Monica Mutale

One day last year, Monica Mutale, her parents, three older sisters, brother-in-law, niece and nephew stood in the middle of their Cole Harbour street, holding hands, posing for a special family portrait. It was the 30th anniversary of her parents’ arrival in Canada. “You look at the circumstances my parents came out of, especially my dad and the poverty he experienced. All he wanted was a better life for his kids. He really looked at us with pure pride.”

Monica’s parents, Elias from Zambia, and Sheena, born in Congo but raised in Zambia, were tired of the political situation at home. Educated by Catholic missionaries, they spoke English so they moved to Canada in 1988 with three little girls. After studying at Acadia University, Elias became pastor at Baptist churches in the Annapolis Valley while Sheena practised social work.

It’s strange to have a place that feels like home, but doesn’t feel like home.

“I know it was tough,” says Monica. “Besides being cold, you’re completely alone. The churches took us in and became our family.” Monica was the only daughter born in Canada. “I always felt they had something special I didn’t have. As a kid I would say they were African-Canadian and I was Canadian-African. I remember attending their citizenship ceremony and just feeling very left out.” Two sisters speak their parents’ native language, Bemba, fluently, while the third understands. “I can barely speak a word,” says Monica. Her parents often organized African cultural events. “We’d look forward to it all year round. You get to share what was inside your house that almost felt like a secret.”

The family moved to Halifax in 1998, as Sheena got a job here. They all remain, except one sister who works in human resources in Ontario. Another sister is a lawyer, while another works at a parent-resource centre.

Following high school, Monica wasn’t sure of her future. “I loved writing and the arts. That’s still my goal, whether fiction or reporting.” She earned her Bachelor of Journalism degree from the University of King’s College in 2013. She worked in public relations and communications. Needing a break from her career path, she’s currently a receptionist at a downtown spa. “I’d love to go back to school; I love learning,” she says, adding that public-interest law is a possibility. A committed volunteer, she has led student and community organizations, and is past chair of the African Diaspora Association of the Maritimes. While working there, she helped girls’ sports teams with equipment, communications, and social media. She also continues to assist newly arrived family and friends with their resumés.

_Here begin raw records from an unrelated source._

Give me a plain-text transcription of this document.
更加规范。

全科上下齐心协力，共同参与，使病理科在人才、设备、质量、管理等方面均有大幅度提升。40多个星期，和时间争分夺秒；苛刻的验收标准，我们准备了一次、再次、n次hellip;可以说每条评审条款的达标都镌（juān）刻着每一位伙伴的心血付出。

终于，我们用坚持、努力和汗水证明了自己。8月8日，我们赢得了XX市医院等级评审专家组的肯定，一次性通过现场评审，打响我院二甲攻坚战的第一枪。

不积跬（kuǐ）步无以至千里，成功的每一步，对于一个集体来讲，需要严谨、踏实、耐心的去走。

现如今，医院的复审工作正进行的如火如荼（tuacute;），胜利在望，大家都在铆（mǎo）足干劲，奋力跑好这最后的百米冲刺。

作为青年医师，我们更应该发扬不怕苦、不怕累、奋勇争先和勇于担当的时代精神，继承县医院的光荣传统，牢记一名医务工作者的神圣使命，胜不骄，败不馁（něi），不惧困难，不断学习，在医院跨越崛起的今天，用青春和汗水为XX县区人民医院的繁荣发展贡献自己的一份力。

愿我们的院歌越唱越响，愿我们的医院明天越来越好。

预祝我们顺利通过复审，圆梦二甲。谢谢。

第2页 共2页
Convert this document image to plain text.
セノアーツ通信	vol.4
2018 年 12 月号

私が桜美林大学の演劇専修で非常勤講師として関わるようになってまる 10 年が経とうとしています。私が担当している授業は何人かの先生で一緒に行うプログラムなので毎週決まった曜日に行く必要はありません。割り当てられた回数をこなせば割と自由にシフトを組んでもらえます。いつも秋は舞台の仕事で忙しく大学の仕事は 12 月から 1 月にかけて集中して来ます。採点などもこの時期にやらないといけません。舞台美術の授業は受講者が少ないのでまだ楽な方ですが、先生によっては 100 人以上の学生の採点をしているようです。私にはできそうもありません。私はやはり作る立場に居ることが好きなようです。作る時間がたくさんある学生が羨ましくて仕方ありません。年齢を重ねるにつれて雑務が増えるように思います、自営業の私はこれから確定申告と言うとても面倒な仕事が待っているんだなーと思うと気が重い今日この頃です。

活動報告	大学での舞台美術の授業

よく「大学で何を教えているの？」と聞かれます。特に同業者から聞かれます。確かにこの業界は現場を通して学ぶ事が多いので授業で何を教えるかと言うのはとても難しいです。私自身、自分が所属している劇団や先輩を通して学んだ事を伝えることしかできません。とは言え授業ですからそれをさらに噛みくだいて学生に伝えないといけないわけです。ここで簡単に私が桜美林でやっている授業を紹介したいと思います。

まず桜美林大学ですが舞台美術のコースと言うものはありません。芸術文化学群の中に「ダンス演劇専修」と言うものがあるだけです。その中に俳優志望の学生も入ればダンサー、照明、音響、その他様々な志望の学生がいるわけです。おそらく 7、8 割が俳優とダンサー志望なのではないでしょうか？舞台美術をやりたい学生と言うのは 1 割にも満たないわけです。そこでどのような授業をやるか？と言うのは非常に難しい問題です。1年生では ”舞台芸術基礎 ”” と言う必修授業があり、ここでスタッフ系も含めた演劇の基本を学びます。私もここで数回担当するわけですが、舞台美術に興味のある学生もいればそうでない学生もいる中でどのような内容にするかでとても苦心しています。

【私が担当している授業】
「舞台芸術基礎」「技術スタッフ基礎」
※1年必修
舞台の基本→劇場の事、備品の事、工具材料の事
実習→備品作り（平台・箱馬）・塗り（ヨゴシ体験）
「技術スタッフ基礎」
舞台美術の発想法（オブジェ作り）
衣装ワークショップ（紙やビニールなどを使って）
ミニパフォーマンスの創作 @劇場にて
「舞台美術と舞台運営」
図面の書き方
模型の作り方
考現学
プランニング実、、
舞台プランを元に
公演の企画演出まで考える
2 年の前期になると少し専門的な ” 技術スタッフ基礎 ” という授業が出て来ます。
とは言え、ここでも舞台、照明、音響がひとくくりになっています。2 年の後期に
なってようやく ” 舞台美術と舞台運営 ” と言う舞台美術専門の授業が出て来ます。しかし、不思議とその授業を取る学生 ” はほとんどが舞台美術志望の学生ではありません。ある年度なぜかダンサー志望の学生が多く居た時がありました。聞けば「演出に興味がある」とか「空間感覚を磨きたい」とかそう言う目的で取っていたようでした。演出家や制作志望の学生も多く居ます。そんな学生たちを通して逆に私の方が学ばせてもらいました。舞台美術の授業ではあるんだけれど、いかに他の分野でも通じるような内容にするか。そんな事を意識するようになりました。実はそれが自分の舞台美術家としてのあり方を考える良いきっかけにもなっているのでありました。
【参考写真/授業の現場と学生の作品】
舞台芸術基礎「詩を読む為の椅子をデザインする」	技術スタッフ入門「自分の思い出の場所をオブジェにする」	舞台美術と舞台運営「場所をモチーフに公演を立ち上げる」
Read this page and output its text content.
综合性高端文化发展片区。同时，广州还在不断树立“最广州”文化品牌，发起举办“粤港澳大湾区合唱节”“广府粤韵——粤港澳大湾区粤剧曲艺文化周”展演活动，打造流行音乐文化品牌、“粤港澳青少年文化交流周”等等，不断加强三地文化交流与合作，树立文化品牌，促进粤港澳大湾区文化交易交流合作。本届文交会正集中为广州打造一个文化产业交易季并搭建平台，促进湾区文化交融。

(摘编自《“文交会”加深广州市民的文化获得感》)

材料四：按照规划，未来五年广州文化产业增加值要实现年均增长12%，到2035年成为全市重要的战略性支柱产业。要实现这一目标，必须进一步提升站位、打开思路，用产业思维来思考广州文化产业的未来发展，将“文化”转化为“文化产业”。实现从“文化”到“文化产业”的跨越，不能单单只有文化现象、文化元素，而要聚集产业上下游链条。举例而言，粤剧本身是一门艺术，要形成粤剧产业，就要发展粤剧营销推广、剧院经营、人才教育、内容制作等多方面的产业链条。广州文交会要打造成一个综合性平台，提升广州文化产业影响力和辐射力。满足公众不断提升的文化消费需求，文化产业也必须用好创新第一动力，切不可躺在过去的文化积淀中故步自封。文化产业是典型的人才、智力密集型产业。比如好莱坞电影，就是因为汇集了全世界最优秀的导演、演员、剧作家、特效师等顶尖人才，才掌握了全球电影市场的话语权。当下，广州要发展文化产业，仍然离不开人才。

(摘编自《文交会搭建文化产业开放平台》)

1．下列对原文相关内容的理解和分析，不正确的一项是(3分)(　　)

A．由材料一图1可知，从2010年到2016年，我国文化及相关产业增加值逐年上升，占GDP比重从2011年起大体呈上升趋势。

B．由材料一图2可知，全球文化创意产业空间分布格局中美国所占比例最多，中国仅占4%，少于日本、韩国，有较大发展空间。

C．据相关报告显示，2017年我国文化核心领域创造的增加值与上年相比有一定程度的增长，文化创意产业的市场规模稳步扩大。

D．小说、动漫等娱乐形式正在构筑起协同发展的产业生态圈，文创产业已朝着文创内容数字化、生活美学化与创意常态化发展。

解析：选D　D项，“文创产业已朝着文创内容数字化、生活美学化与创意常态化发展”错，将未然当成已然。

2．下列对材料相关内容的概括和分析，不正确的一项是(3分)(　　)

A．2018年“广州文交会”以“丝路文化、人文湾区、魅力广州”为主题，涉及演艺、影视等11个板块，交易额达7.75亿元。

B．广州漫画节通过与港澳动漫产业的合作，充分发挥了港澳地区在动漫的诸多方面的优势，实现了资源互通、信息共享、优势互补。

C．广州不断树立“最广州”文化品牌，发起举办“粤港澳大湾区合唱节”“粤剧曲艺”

Monica has visited Zambia three times. “I feel awkward there. It’s strange to have a place that feels like home, but doesn’t feel like home.” She does enjoy connecting with her cousins, although language restricts communication with her grandmother. Monica was once envious of friends and family born in Zambia, but is now more confident in her identity. “I think the value of who I am has become more clear. I’m starting to see and appreciate the benefits of being born here and raised here.”